Kısaca FEDEK

Sen gidince ve toprak seni bizden ayırınca.
Bazı adamlar bize saldırdılar, bizi küçümser oldular,
Ve mirasımızın tamamı gasp edildi sen gidince.

Fedek’e El Konulması

Ebu Bekir’in Peygamber’in ciğerparesi ve aziz kızı Zehra’ya karşı sert uygulamalarından biri de, Fedek’e el koymasıydı.

Fedek Neresidir?

Fedek, Hicaz’da bir köyün adıdır. Medine ile arasında iki veya üç günlük yol vardır. Yahudi köylerinden biridir. Onunla Hayber arasında bir menzileden az mesafe vardır.

Fedek Peygamber’in Mülküdür

Müslümanlar Hayber kalelerini fethedince korkan Yahudiler zaman kaybetmeden Peygamber sallallahu aleyhi ve alih’e geldiler ve topraklarının yarısı üzerinde Peygamber sallallahu aleyhi ve alih’le anlaştılar. Bu yüzden Fedek halis olarak Peygamber sallallahu aleyhi ve alih’indi, kimsenin onda bir hakkı, bir payı yoktu.[1]

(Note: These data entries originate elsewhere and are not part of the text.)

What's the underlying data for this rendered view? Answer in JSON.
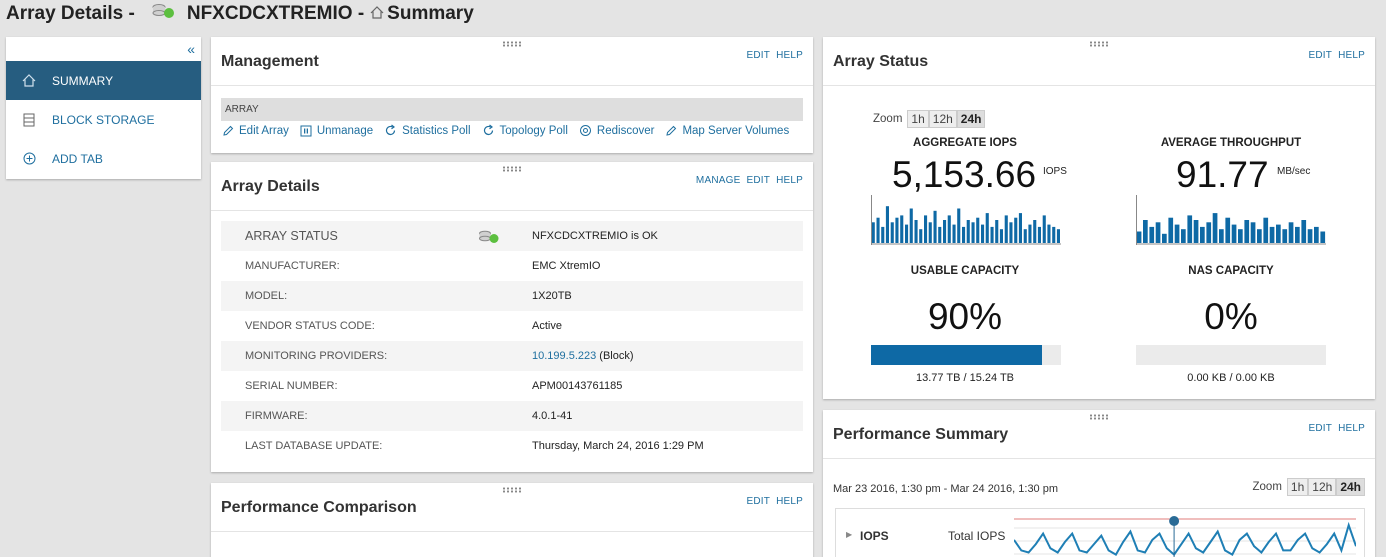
{
  "header": {
    "title": "Array Details -",
    "array_name": "NFXCDCXTREMIO -",
    "page": "Summary"
  },
  "sidebar": {
    "items": [
      {
        "label": "SUMMARY",
        "icon": "home-icon",
        "active": true
      },
      {
        "label": "BLOCK STORAGE",
        "icon": "storage-icon",
        "active": false
      },
      {
        "label": "ADD TAB",
        "icon": "plus-circle-icon",
        "active": false
      }
    ]
  },
  "management": {
    "title": "Management",
    "links": [
      "EDIT",
      "HELP"
    ],
    "bar_label": "ARRAY",
    "actions": [
      "Edit Array",
      "Unmanage",
      "Statistics Poll",
      "Topology Poll",
      "Rediscover",
      "Map Server Volumes"
    ]
  },
  "details": {
    "title": "Array Details",
    "links": [
      "MANAGE",
      "EDIT",
      "HELP"
    ],
    "rows": [
      {
        "key": "ARRAY STATUS",
        "value": "NFXCDCXTREMIO is OK"
      },
      {
        "key": "MANUFACTURER:",
        "value": "EMC XtremIO"
      },
      {
        "key": "MODEL:",
        "value": "1X20TB"
      },
      {
        "key": "VENDOR STATUS CODE:",
        "value": "Active"
      },
      {
        "key": "MONITORING PROVIDERS:",
        "link": "10.199.5.223",
        "value": " (Block)"
      },
      {
        "key": "SERIAL NUMBER:",
        "value": "APM00143761185"
      },
      {
        "key": "FIRMWARE:",
        "value": "4.0.1-41"
      },
      {
        "key": "LAST DATABASE UPDATE:",
        "value": "Thursday, March 24, 2016 1:29 PM"
      }
    ]
  },
  "comparison": {
    "title": "Performance Comparison",
    "links": [
      "EDIT",
      "HELP"
    ]
  },
  "status": {
    "title": "Array Status",
    "links": [
      "EDIT",
      "HELP"
    ],
    "zoom_label": "Zoom",
    "zoom_options": [
      "1h",
      "12h",
      "24h"
    ],
    "zoom_selected": "24h",
    "iops": {
      "label": "AGGREGATE IOPS",
      "value": "5,153.66",
      "unit": "IOPS"
    },
    "throughput": {
      "label": "AVERAGE THROUGHPUT",
      "value": "91.77",
      "unit": "MB/sec"
    },
    "usable": {
      "label": "USABLE CAPACITY",
      "value": "90%",
      "fraction": 0.9,
      "caption": "13.77 TB / 15.24 TB"
    },
    "nas": {
      "label": "NAS CAPACITY",
      "value": "0%",
      "fraction": 0.0,
      "caption": "0.00 KB / 0.00 KB"
    },
    "iops_spark": [
      0.45,
      0.55,
      0.35,
      0.8,
      0.45,
      0.55,
      0.6,
      0.4,
      0.75,
      0.5,
      0.3,
      0.6,
      0.45,
      0.7,
      0.35,
      0.5,
      0.6,
      0.4,
      0.75,
      0.35,
      0.5,
      0.45,
      0.55,
      0.4,
      0.65,
      0.35,
      0.5,
      0.3,
      0.6,
      0.45,
      0.55,
      0.65,
      0.3,
      0.4,
      0.5,
      0.35,
      0.6,
      0.4,
      0.35,
      0.3
    ],
    "tp_spark": [
      0.25,
      0.5,
      0.35,
      0.45,
      0.2,
      0.55,
      0.4,
      0.3,
      0.6,
      0.5,
      0.35,
      0.45,
      0.65,
      0.3,
      0.55,
      0.4,
      0.3,
      0.5,
      0.45,
      0.3,
      0.55,
      0.35,
      0.4,
      0.3,
      0.45,
      0.35,
      0.5,
      0.3,
      0.35,
      0.25
    ]
  },
  "performance_summary": {
    "title": "Performance Summary",
    "links": [
      "EDIT",
      "HELP"
    ],
    "range": "Mar 23 2016, 1:30 pm - Mar 24 2016, 1:30 pm",
    "zoom_label": "Zoom",
    "zoom_options": [
      "1h",
      "12h",
      "24h"
    ],
    "zoom_selected": "24h",
    "metric": "IOPS",
    "series": "Total IOPS",
    "line": [
      0.55,
      0.3,
      0.25,
      0.45,
      0.7,
      0.35,
      0.25,
      0.5,
      0.7,
      0.3,
      0.25,
      0.45,
      0.65,
      0.3,
      0.2,
      0.5,
      0.75,
      0.3,
      0.25,
      0.55,
      0.7,
      0.35,
      0.2,
      0.45,
      0.7,
      0.35,
      0.25,
      0.5,
      0.75,
      0.3,
      0.2,
      0.55,
      0.7,
      0.4,
      0.25,
      0.5,
      0.7,
      0.3,
      0.3,
      0.55,
      0.7,
      0.35,
      0.25,
      0.45,
      0.7,
      0.3,
      0.9,
      0.4
    ]
  }
}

Peygamber sallallahu aleyhi ve alih Fedek’i Fatıma selamullahi aleyha’ya Bağışladı

Fedek Peygamber’in sallallahu aleyhi ve alih tasarrufuna geçince, “Akrabana hakkını ver.” [2] ayeti indi. Bunun üzerine Peygamber sallallahu aleyhi ve alih, Seyyidetü’n-Nisa’yı çağırdı ve Fedek ve çevresini ona verdi. Sonra şöyle buyurdu: “Bu, Allah’ın sana ve soyuna verdiği bir paydır.“[3]

Âlemlerdeki kadınların efendisi Hz. Faime selamullahi aleyha’da, toprak sahiplerinin kendi topraklarında tasarruf ettiği gibi onda tasarruf etti. Nübüvvet hanedanının ondan başka da maddî geliri olan bir kaynakları yoktu. Nitekim Müminlerin Emiri İmam Ali aleyhisselam şöyle buyurmuştur:

Evet, şu mavi gökyüzünün altında elimizde bir tek Fedek vardı.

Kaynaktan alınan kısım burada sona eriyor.